The Psychophysiology Research Laboratory (PRL) at NASA Ames Research Center has been engaged for several decades in the simultaneous measurement of multiple physiologic variables in humans in extreme environments. This work has been coupled with the development of countermeasure solutions for these same environments. Spaceflight is the primary focus of this work, but the work also extends to military field operations and clinical medicine.
During this work, the PRL has developed two notable technologies. The first is the Ambulatory Autogenic Feedback System-2, which is a garment containing the sensors needed to monitor selected physiologic signals in a field setting (Figure 4). The second is a training technique called Autogenic-Feedback Training Exercise (AFTE), which is the countermeasure approach used to improve tolerance and performance in extreme environments. This is based on the real-time assessment of up to 20 different physiologic measures (Table 1) for assessing the response in extreme environments and for use in training the individual to self-regulate biological function and performance (Figures 1-3). Both technologies have been deployed on astronauts in space environments and in novel performance contexts, such as the space shuttle and the Naval Aerospace Medical Institute (Figure 5).
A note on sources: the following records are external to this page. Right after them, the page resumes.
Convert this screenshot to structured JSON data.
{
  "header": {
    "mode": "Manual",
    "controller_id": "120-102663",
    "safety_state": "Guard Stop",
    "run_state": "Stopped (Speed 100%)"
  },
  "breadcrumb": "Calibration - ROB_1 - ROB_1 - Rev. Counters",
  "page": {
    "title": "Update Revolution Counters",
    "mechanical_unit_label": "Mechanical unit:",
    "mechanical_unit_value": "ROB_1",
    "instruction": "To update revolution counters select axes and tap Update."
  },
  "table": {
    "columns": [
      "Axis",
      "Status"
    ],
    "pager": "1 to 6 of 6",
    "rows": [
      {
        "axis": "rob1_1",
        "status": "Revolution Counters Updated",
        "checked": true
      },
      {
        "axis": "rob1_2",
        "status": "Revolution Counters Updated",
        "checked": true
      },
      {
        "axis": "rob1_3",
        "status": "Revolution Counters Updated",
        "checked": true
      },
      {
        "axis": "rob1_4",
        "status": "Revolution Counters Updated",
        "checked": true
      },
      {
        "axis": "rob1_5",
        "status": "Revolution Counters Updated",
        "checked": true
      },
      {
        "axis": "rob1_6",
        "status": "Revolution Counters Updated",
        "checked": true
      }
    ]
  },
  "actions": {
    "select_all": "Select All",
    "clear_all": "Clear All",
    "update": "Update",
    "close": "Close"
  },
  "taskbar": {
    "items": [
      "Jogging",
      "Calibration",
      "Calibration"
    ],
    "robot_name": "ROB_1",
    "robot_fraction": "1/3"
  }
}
- Physiologic: autonomic nervous system, central nervous system
- Performance: cognitive, perceptual, neuromotor
- Subjective: mood, symptoms
Molecular Dynamics Beneath the Physiologic Phenotype
This extreme physiology work was also part of our (Schmidt MA et al.) two decades-long effort (and ongoing) to better describe the dynamic interaction between molecular networks and the physiologic phenotype we typically measure. It is evident that there is a progression wherein molecular networks underlie the physiologic, morphologic, and behavioral phenotypes. As such, when sensor systems are being deployed in the measurement of physiologic signals, it is the molecular networks that govern these signals. Of course, there is constant modulation of the molecular dynamics and the physiologic signals. But to better understand the dynamics of human performance and human disease, we must develop greater sophistication in describing these relationships. In short, we have been examining this linkage between molecular networks, physiologic phenotype, clinical phenotype, and performance phenotype. The physiologic signals are often highly enriched, meaning they are ripe with continuous variables that change over time. Simple molecular measures (targeted) in such enriched physiologic signal environments are not wholly informative. But the evolution of integrated omics methods (untargeted genomics, transcriptomics, proteomics, metabolomics, etc.) allows for enriched molecular signals that can be analyzed against the enriched physiologic signals. Data reduction techniques and multivariate modeling tools applied to these high dimensional data sets affords us the ability to better describe these patterns and help to identify potential actionable countermeasure targets (or therapeutic targets) in the molecular networks.